In so doing, Henkin accused the Navy of violating the National Environmental Policy Act, a law set in place to ensure that federal agencies don’t take executive actions in an area without first addressing and making public the expected consequences of those actions on the human and natural environment. Henkin claims that the Navy published its intent to relocate the 5,000 Marines “without considering in the environmental impact statements (‘EISs’) it prepared for the relocation (1) the devastating impacts of mission-essential training in CNMI those Marines will need to conduct and (2) alternate stationing locations ‘which would avoid or minimize adverse impacts.’”

He cited documents in the Navy’s extensive administrative record in which the “Marines objected strenuously to the EIS’s cramped scope, which ‘does not address Marine Corps training requirements associated with the Agreed Implementation Plan.’”

“After cataloguing the numerous, mission-essential training requirements that were being excluded, the Marines warned: “To not study ‘connected’ action or actions is ‘unlawful segmentation.’”

Henkin asserted that the Navy excluded the CNMI ranges from the Guam Relocation EIS “[t]o keep the ROD [Record of Decision] on schedule,” and illegally split the EIS’s into categories based on what was most convenient for the Navy.

In his opening brief, Henkin addressed what he believed to be the Navy’s failure to properly consider other locations outside the Marianas to which the Marines could relocate from Okinawa — this line of argument was originally struck down by Judge Manglona on the basis that the Navy’s decision was a diplomatic and political matter outside the court’s jurisdiction. Henkin calls this stance “erroneous.”

“In dismissing Plaintiffs’ claim the Navy violated its duty to consider stationing alternatives, the district court mistook a ‘political case’ for a ‘political question,’” he writes.  “The court failed to pay heed to binding precedent that judicial review of the Navy’s compliance with statutorily mandated procedures, like those NEPA imposes, does ‘not pass judgment on the wisdom of the Executive’s ultimate foreign policy or military decisions...’ Rather, such review simply requires the judiciary to carry out its constitutional duty ’to say what the law is.’”

“This Court should also reverse the district court’s summary judgment order, which sanctioned the Navy’s failure to evaluate — before giving the green light for thousands of Marines to relocate to Guam — the full range of highly destructive Case,” Henkin continues.  “The record is clear that this training must occur on Tinian and Pågan, with the Navy’s own analysis rejecting as ‘cost prohibitive, inefficient, time consuming, and logistically complicated’ transporting Guam-based Marines farther afield to conduct essential training.”

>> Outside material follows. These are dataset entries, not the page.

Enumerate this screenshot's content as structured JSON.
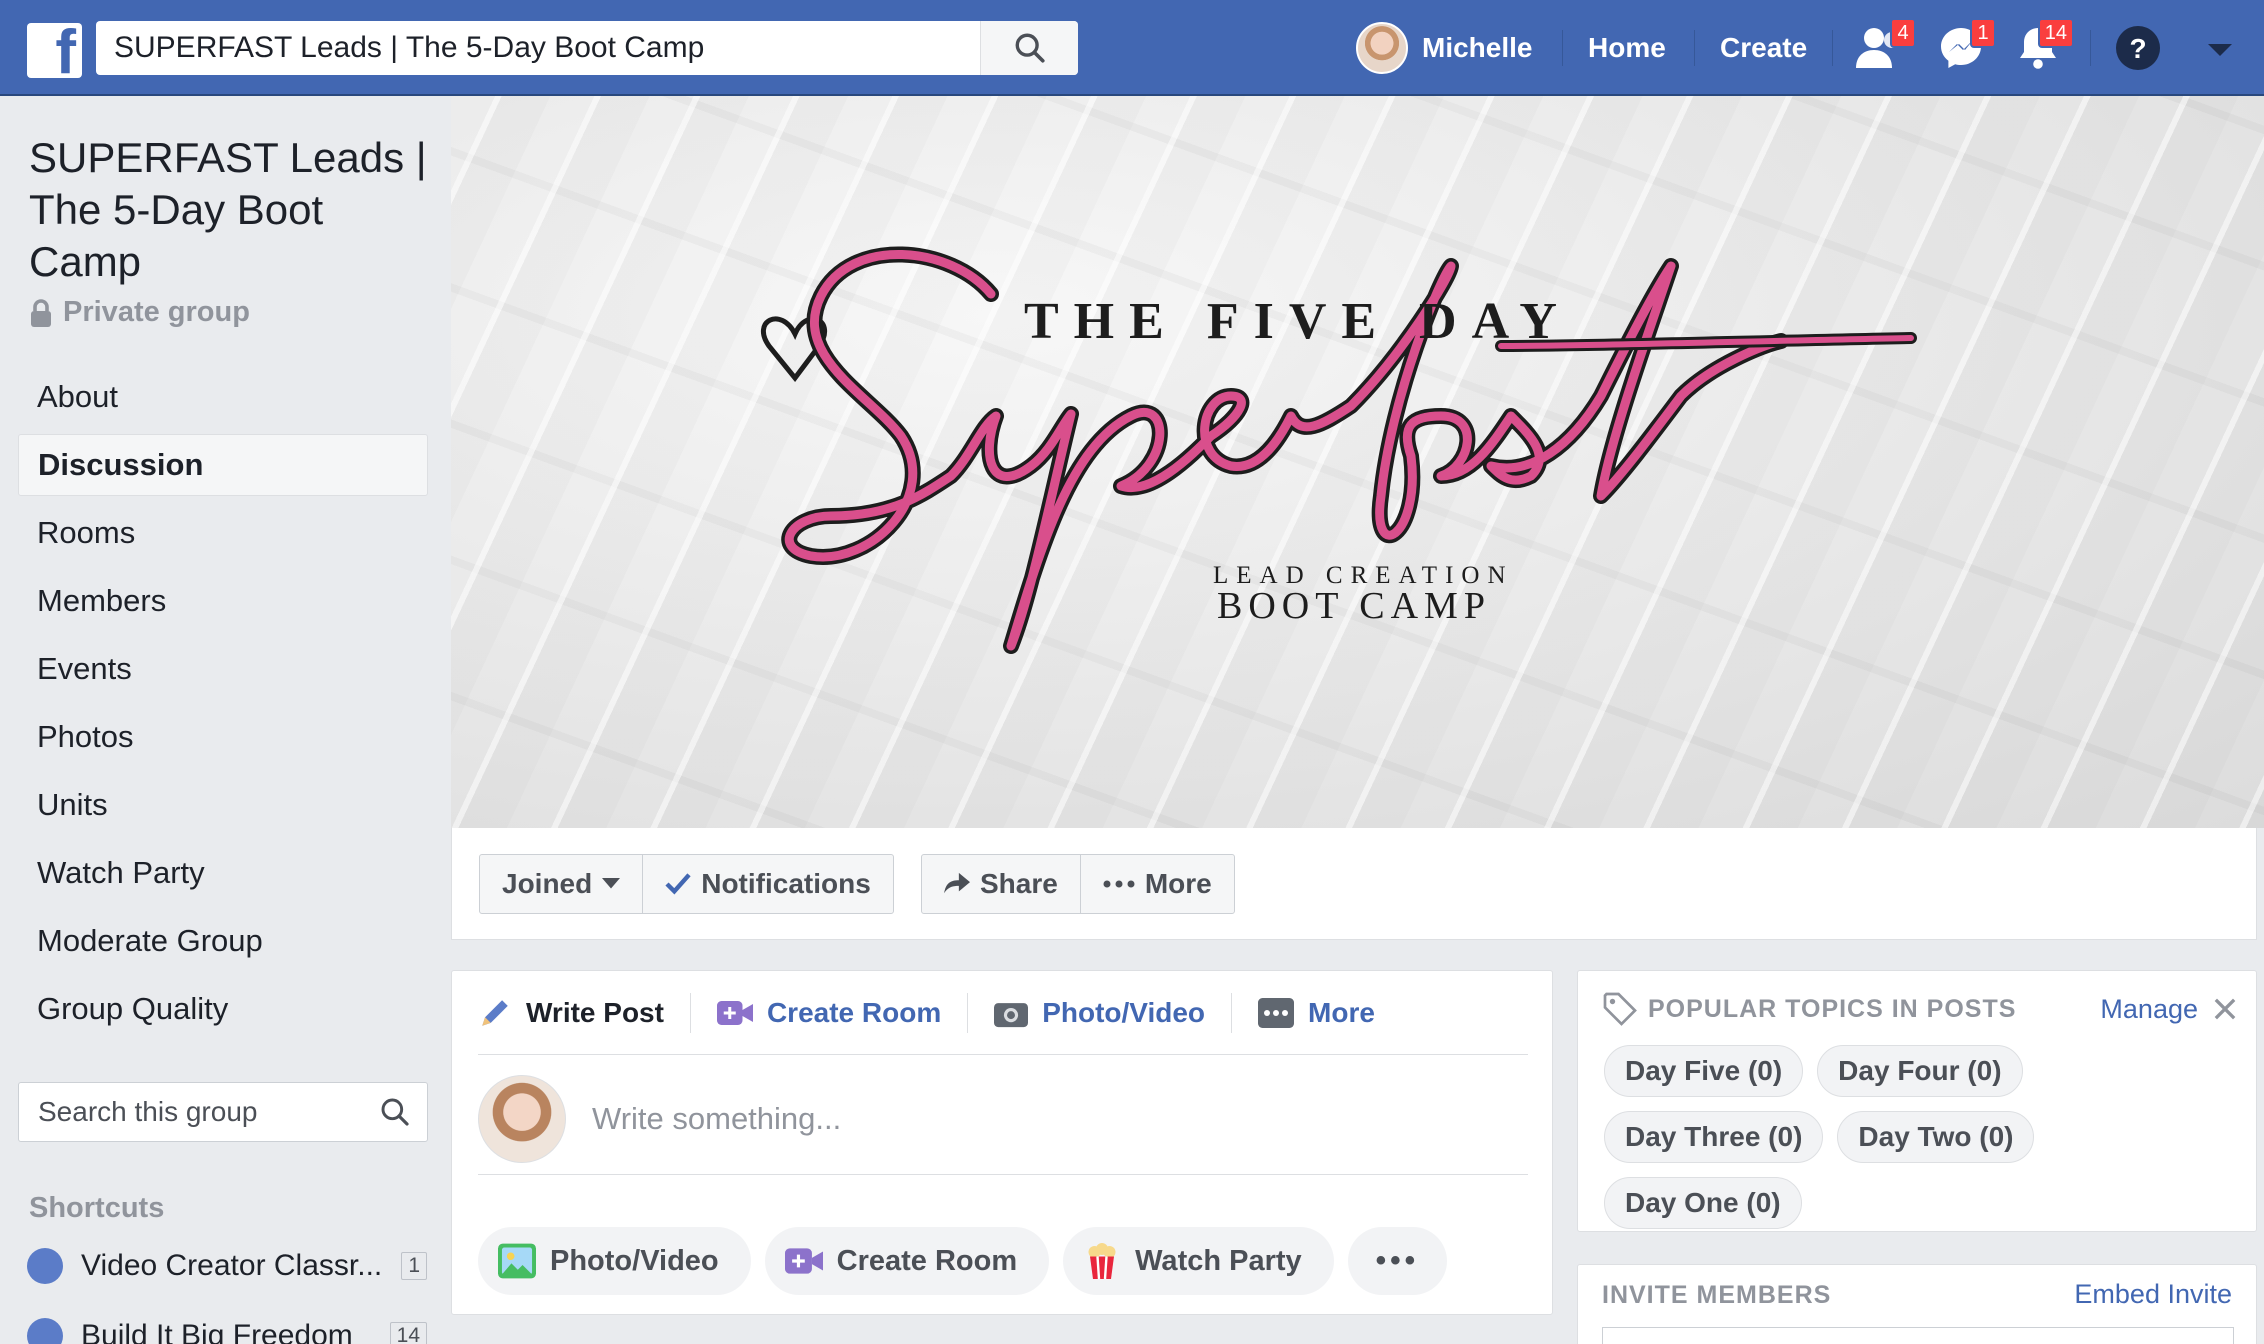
{
  "topbar": {
    "logo": "f",
    "search_value": "SUPERFAST Leads | The 5-Day Boot Camp",
    "user_name": "Michelle",
    "home_label": "Home",
    "create_label": "Create",
    "friend_requests_count": "4",
    "messages_count": "1",
    "notifications_count": "14",
    "icons": [
      "search-icon",
      "friends-icon",
      "messenger-icon",
      "bell-icon",
      "help-icon",
      "caret-down-icon"
    ]
  },
  "sidebar": {
    "group_title": "SUPERFAST Leads | The 5-Day Boot Camp",
    "privacy": "Private group",
    "items": [
      {
        "label": "About"
      },
      {
        "label": "Discussion",
        "active": true
      },
      {
        "label": "Rooms"
      },
      {
        "label": "Members"
      },
      {
        "label": "Events"
      },
      {
        "label": "Photos"
      },
      {
        "label": "Units"
      },
      {
        "label": "Watch Party"
      },
      {
        "label": "Moderate Group"
      },
      {
        "label": "Group Quality"
      }
    ],
    "search_placeholder": "Search this group",
    "shortcuts_label": "Shortcuts",
    "shortcuts": [
      {
        "name": "Video Creator Classr...",
        "count": "1"
      },
      {
        "name": "Build It Big Freedom",
        "count": "14"
      }
    ]
  },
  "cover": {
    "top_text": "THE FIVE DAY",
    "script_text": "Superfast",
    "sub_text_1": "LEAD CREATION",
    "sub_text_2": "BOOT CAMP",
    "accent_color": "#d94f8c"
  },
  "actions": {
    "joined": "Joined",
    "notifications": "Notifications",
    "share": "Share",
    "more": "More"
  },
  "composer": {
    "tabs": [
      "Write Post",
      "Create Room",
      "Photo/Video",
      "More"
    ],
    "placeholder": "Write something...",
    "buttons": [
      "Photo/Video",
      "Create Room",
      "Watch Party",
      "•••"
    ]
  },
  "topics": {
    "title": "POPULAR TOPICS IN POSTS",
    "manage": "Manage",
    "chips": [
      "Day Five (0)",
      "Day Four (0)",
      "Day Three (0)",
      "Day Two (0)",
      "Day One (0)"
    ]
  },
  "invite": {
    "title": "INVITE MEMBERS",
    "link": "Embed Invite"
  },
  "colors": {
    "brand": "#4267b2",
    "badge": "#fa3e3e",
    "link": "#4267b2"
  }
}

“Finally, even if MAGTF training in CNMI were not ‘connected’ to the relocation, the Navy still was obliged to take a ‘hard look’ at the cumulative impacts of ‘reasonably foreseeable’ future training on Tinian and Pågan,” he writes. “The district court correctly found the Navy failed to do so, but gave Defendants a pass, erroneously concluding the Navy may lawfully defer its cumulative impact analysis to the CJMT EIS, which will not be completed until years after the Navy moves forward with implementing its decision to station Marines on Guam. This Court should reverse the district court’s ruling, which ignores well-settled, binding precedent that ‘[i]t is not appropriate to defer consideration of cumulative impacts to a future date when meaningful consideration can be given now.’”

The Navy and DoD have 30 days to file a reply brief, with the option of asking for an extension. Then Henkin will file a final answering brief, at which point both sides set a date to argue in court before a panel of three judges selected from the 9th circuit. As a whole, the appellate process can take up to 18 months.